The authors also focused their studies on agents such as bevacizumab and cetuximab antiangiogenics. These growth factor inhibitors may control tumor size but their effect on the vascular system may affect microsphere uptake. On this basis, we ask our patients to suspend antiangiogenic drugs at least 4 weeks before treatment day.

Planning also represents an important aspect of SIRT. An appropriate vascular and anatomic evaluation must be achieved before deciding on any selective therapy. Vascular anatomy can be extremely variable and the knowledge of each patient’s liver perfusion is absolutely mandatory, as recently reported [39].

In the future, perspective dose planning will allow advancement in the treatment protocol, with the aim of administering a more precise dose at the tumor level.

New embolic particles, such as HepaSphere, a new spherical embolic material developed in a dry state that absorbs fluids and adapts to the vessel wall, leaving no space between the particle and the arterial wall, are now being tested in animal models [40].

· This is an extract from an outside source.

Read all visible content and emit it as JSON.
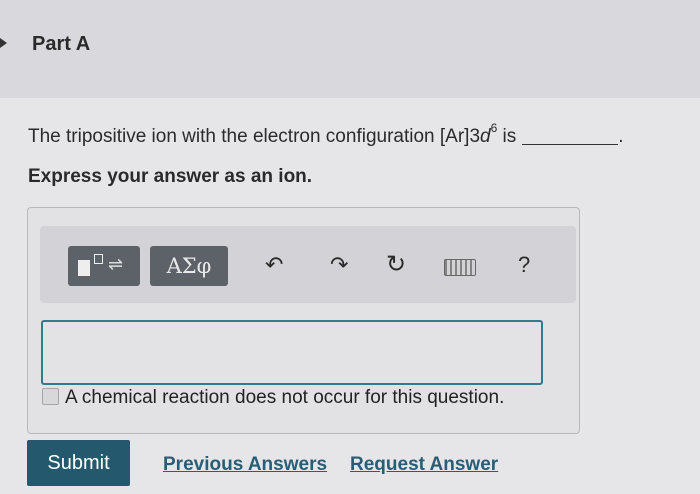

In conclusion, on the basis of our experience and the numerous articles published to date, SIRT has proven its effectiveness and future prospects appear to be encouraging. Phase II trials are actually examining the effectiveness of combined SIRT/chemotherapy treatment so that in the future Y90 radioembolization will not represent a salvage therapeutic option but will contribute to improving patient survival rates, delaying disease progression. Liver disease downstaging will be the ideal aim of the treatment, to allow more patients to undergo surgery. According to the current trends, the dose will be checked precisely and the procedure will be performed as selectively as possible, with the aim of treating the tumor aggressively and protecting the healthy tissue surrounding it.